El Bab’ta Rus uçaklarının vurduğu yerde şehit oldu bizim Ömer.
Henüz daha 23 yaşında idi.
Memleket evlatlarından birini daha acı bir şekilde kaybetmenin üzüntüsünü yaşadık, yandık, kavrulduk.
Bizim 23 yaşındaki Ömer’i önceki gün on binler uğurladı, ebediyete..
Bizim Suriye’de çok işimiz var. Memleketin güvenliği için Türk askeri nerede olması gerekiyorsa orada olmalıdır.
Şehidin acısı yürekleri kor kor yakarken, 23 yaşındaki Ömerler toprağa düşerken; bu memlekette eli silah tutan mültecileri aylak aylak gezdiğini gördükçe artık vicdanlarda kanamaya başladı.

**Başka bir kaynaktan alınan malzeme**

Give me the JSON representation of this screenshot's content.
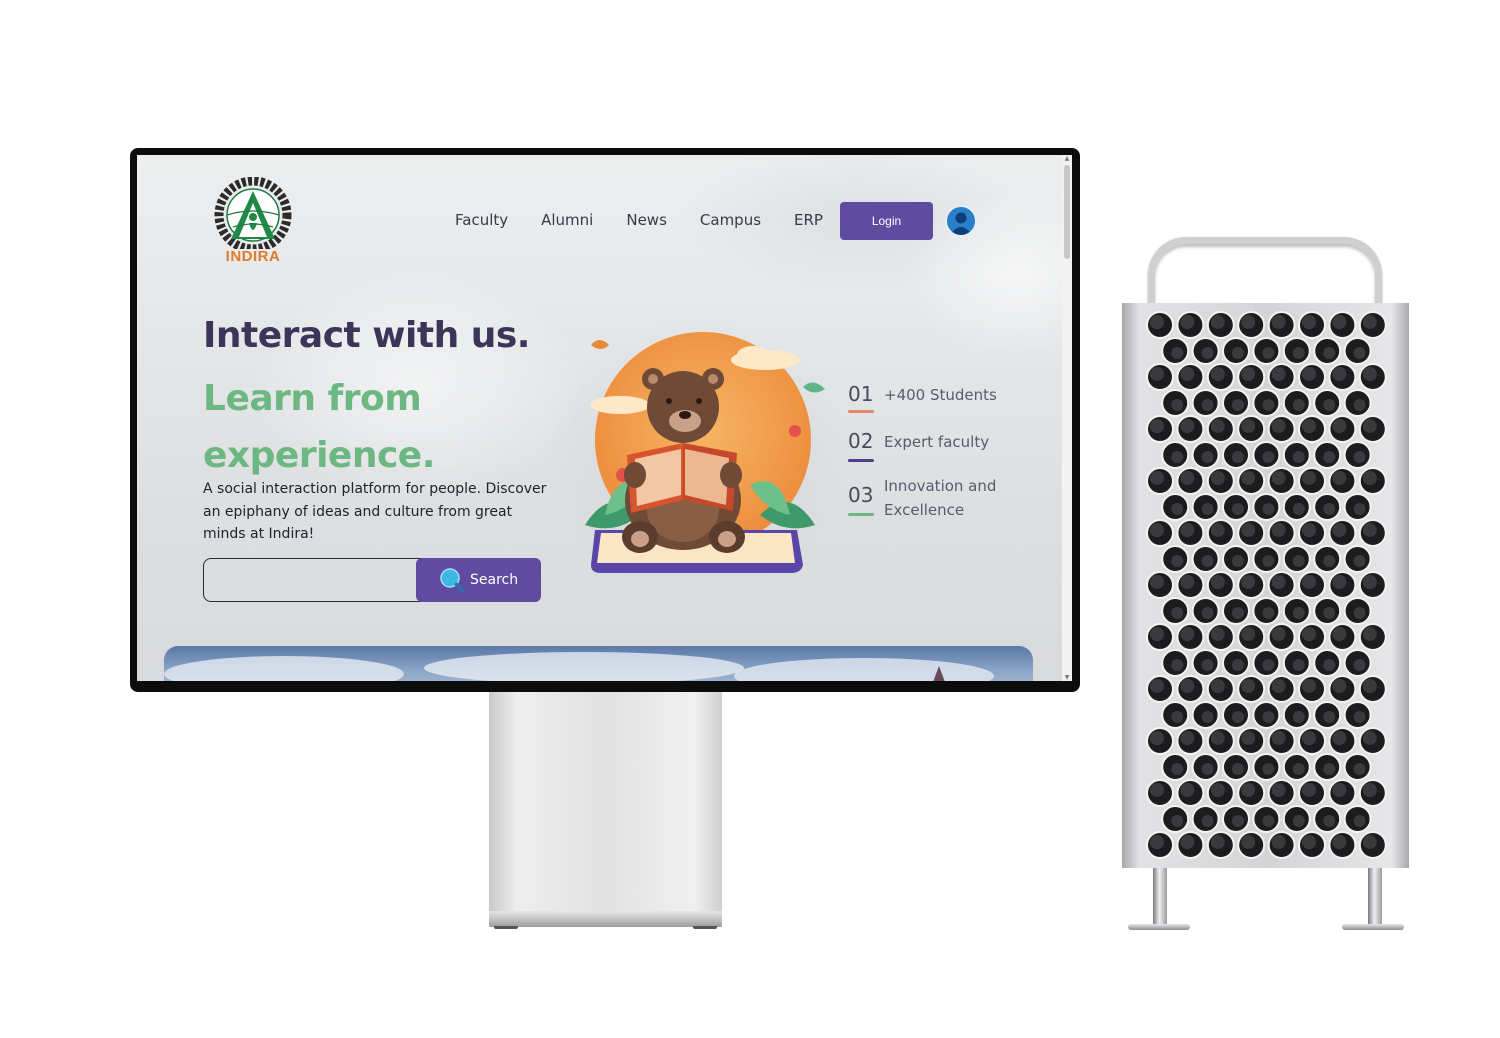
{
  "brand": {
    "logo_text": "INDIRA",
    "accent": "#5f4ba0",
    "green": "#6db882",
    "orange": "#e07b2a"
  },
  "nav": {
    "items": [
      {
        "label": "Faculty"
      },
      {
        "label": "Alumni"
      },
      {
        "label": "News"
      },
      {
        "label": "Campus"
      },
      {
        "label": "ERP"
      }
    ],
    "login_label": "Login",
    "avatar_icon": "user-avatar-icon"
  },
  "hero": {
    "title": "Interact with us.",
    "subtitle": "Learn from experience.",
    "description": "A social interaction platform for people. Discover an epiphany of ideas and culture from great minds at Indira!",
    "search": {
      "placeholder": "",
      "value": "",
      "button_label": "Search",
      "icon": "search-icon"
    }
  },
  "stats": [
    {
      "number": "01",
      "label": "+400 Students",
      "bar_color": "#e0896a"
    },
    {
      "number": "02",
      "label": "Expert faculty",
      "bar_color": "#4b3f8a"
    },
    {
      "number": "03",
      "label": "Innovation and Excellence",
      "bar_color": "#6db882"
    }
  ]
}
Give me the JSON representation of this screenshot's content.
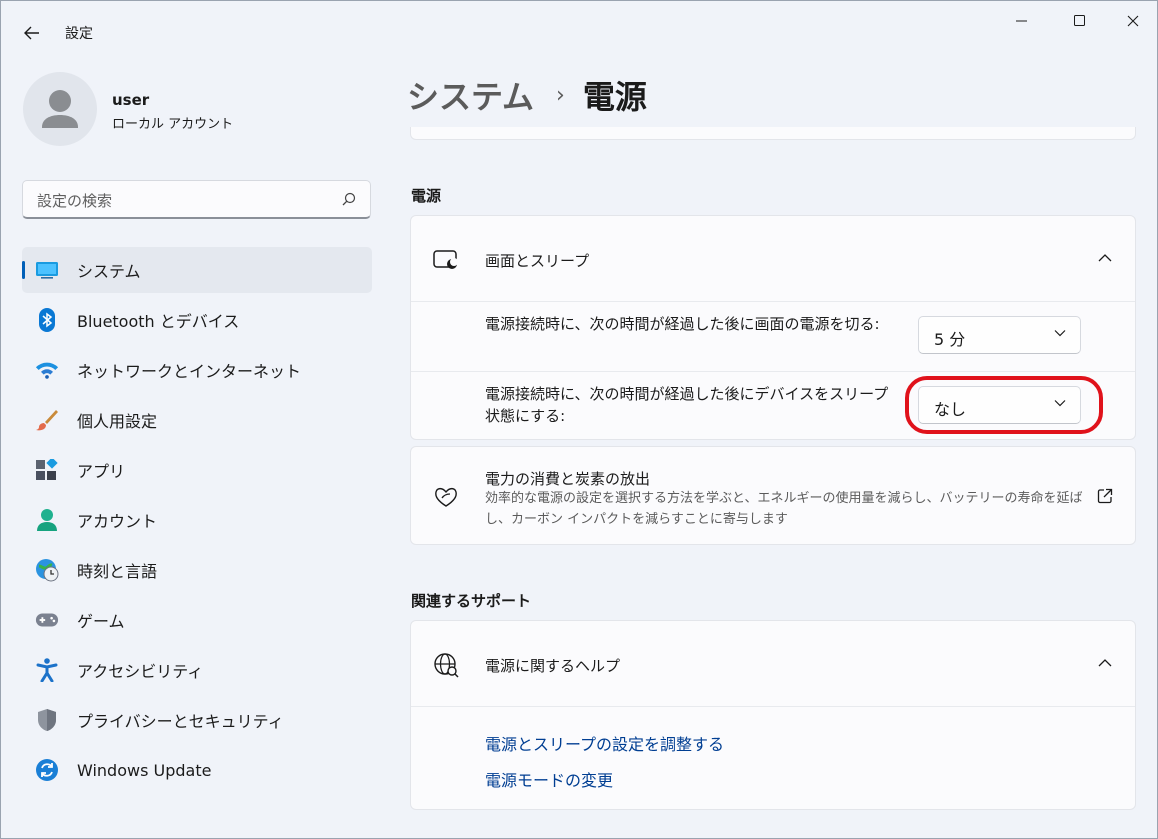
{
  "window": {
    "title": "設定",
    "controls": [
      "minimize-icon",
      "maximize-icon",
      "close-icon"
    ]
  },
  "user": {
    "name": "user",
    "account_type": "ローカル アカウント"
  },
  "search": {
    "placeholder": "設定の検索"
  },
  "sidebar": {
    "items": [
      {
        "label": "システム",
        "icon": "system-display-icon",
        "selected": true
      },
      {
        "label": "Bluetooth とデバイス",
        "icon": "bluetooth-icon"
      },
      {
        "label": "ネットワークとインターネット",
        "icon": "wifi-icon"
      },
      {
        "label": "個人用設定",
        "icon": "paintbrush-icon"
      },
      {
        "label": "アプリ",
        "icon": "apps-icon"
      },
      {
        "label": "アカウント",
        "icon": "account-icon"
      },
      {
        "label": "時刻と言語",
        "icon": "time-language-icon"
      },
      {
        "label": "ゲーム",
        "icon": "gamepad-icon"
      },
      {
        "label": "アクセシビリティ",
        "icon": "accessibility-icon"
      },
      {
        "label": "プライバシーとセキュリティ",
        "icon": "shield-icon"
      },
      {
        "label": "Windows Update",
        "icon": "windows-update-icon"
      }
    ]
  },
  "breadcrumb": {
    "parent": "システム",
    "separator": "›",
    "current": "電源"
  },
  "power_section": {
    "title": "電源",
    "screen_sleep": {
      "title": "画面とスリープ",
      "screen_off_label": "電源接続時に、次の時間が経過した後に画面の電源を切る:",
      "screen_off_value": "5 分",
      "sleep_label": "電源接続時に、次の時間が経過した後にデバイスをスリープ状態にする:",
      "sleep_value": "なし"
    },
    "energy": {
      "title": "電力の消費と炭素の放出",
      "description": "効率的な電源の設定を選択する方法を学ぶと、エネルギーの使用量を減らし、バッテリーの寿命を延ばし、カーボン インパクトを減らすことに寄与します"
    }
  },
  "support_section": {
    "title": "関連するサポート",
    "help": {
      "title": "電源に関するヘルプ",
      "links": [
        "電源とスリープの設定を調整する",
        "電源モードの変更"
      ]
    }
  },
  "colors": {
    "accent": "#005fb8",
    "highlight_ring": "#e0121b",
    "link": "#003e92"
  }
}
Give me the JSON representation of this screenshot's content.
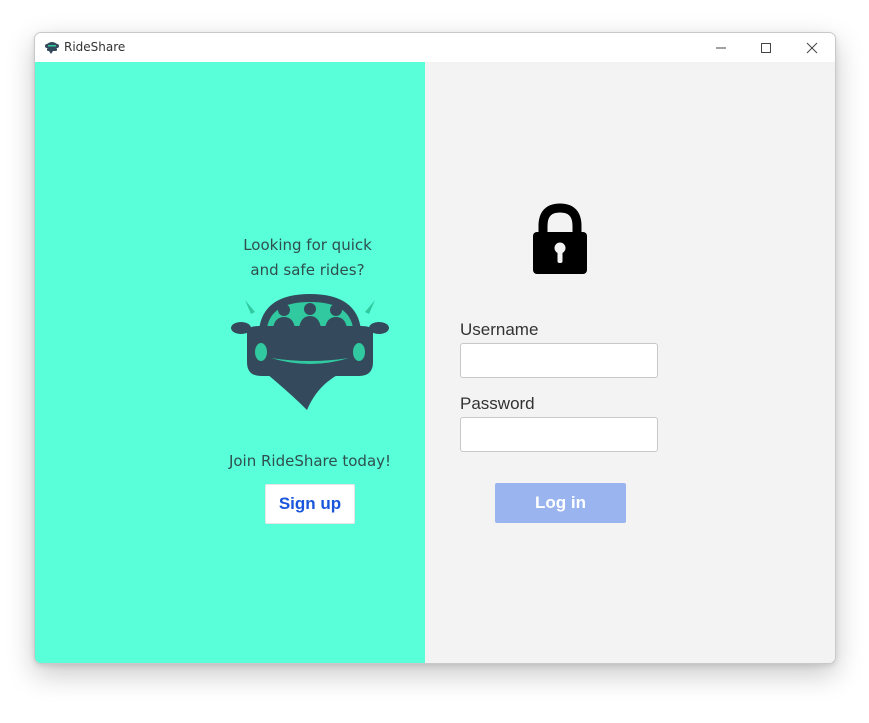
{
  "window": {
    "title": "RideShare",
    "icons": {
      "app": "car-icon",
      "minimize": "minimize-icon",
      "maximize": "maximize-icon",
      "close": "close-icon"
    }
  },
  "left_panel": {
    "tagline_line1": "Looking for quick",
    "tagline_line2": "and safe rides?",
    "logo_icon": "car-with-passengers-icon",
    "join_text": "Join RideShare today!",
    "signup_label": "Sign up"
  },
  "right_panel": {
    "lock_icon": "padlock-icon",
    "username_label": "Username",
    "username_value": "",
    "password_label": "Password",
    "password_value": "",
    "login_label": "Log in"
  },
  "colors": {
    "left_bg": "#58ffd8",
    "right_bg": "#f3f3f3",
    "car_body": "#344a5c",
    "car_accent": "#30c9a0",
    "signup_text": "#1a56db",
    "login_bg": "#9ab4ef",
    "login_text": "#ffffff"
  }
}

16-45 yaş arasında TSK’nın askeri personel sayısı kadar olan 800 bine yakın mültecinin memlekette gezerek yatması artık bu milletin vicdanına yara yapmaya başladı.
Yaşlı, çocuk ve kadınları bu durumun dışında tutuyorum.
Allah kimseyi vatansız bırakmasın ama bu mantıkla zaten nasıl vatan sahibi olmuşlar anlamak mümkün değil.
Memleketi ateş çemberine dönmüş; karınca misali su taşıyacağına sahillerde, parklarda, saç imajı peşinde.
Bizim Kaynarcalı Ömer toprağa verildi.
Onlar parfüm seçerken, bizim Ömer’in anacığı oğlunun eşyalarını kokluyor artık.
Annesi, babası ve kardeşleri yandı ki ne yandı. Ateş düştüğü yeri yakar.
Sakarya şehidine her zaman olduğu gibi sahip çıktı.
Sakaryalı şehidini sonsuzluğa dualarla uğurladı.
Şalvarlı lastik ayakkabılı teyzeler, işçi Mehmet, çifti Hüseyin hepsi oradaydı.
Devletin makamları oradaydı. Askeri erkan oradaydı.
Bürokratlar oradaydı, Ömer’in silah arkadaşları oradaydı.
Orada olmayan 10’u aşkın belediye başkanıydı.
Onlar partisinin Antalya’da düzenlenen istişare toplantısına katıldı.
Sakarya’nın seçilmiş 10 kadar ilçe belediye başkanı Ömer’i uğurlamaya gelmedi.
Onlar Antalya’da partisinin toplantısında bol bol fotoğraf çekilerek sosyal medyaya attı.
23 yaşında vatan görevi esnasında kahreden bir olay sonrası şehit düşen Ömer’i, bu şehrin seçilmişleri uğurlamadı.
Sosyal medyadan taziyeler yayımladılar.
O hesapların birçoğu da zaten danışmanların elinde.
Ömer uğurlanıp, Antalya’ya gidilemez miydi?
Sakarya orada iken kentin seçilmişleri orada olamaz mıydı?
İstişare toplantısı için bir gün önceden şehit evine gitmekle olur mu bu işler!
Uğurlamaya katılıp geç katılsa ne kaçırabilirdi ki; istişare toplantısında!
Daha çok soru var, daha çok yazacak şey var!
Doğru’ya doğru demek bile bazen cesaret işi oldu.
Kahroluyoruz, yanıyoruz.
Şehitlerimiz için öfkeliyiz.
Şehit ailesine sabırlar, şehitlerimize bir kez daha rahmet diliyorum.
Üzüntülüyüz, hakkını helal et bize Ömer Akkuş.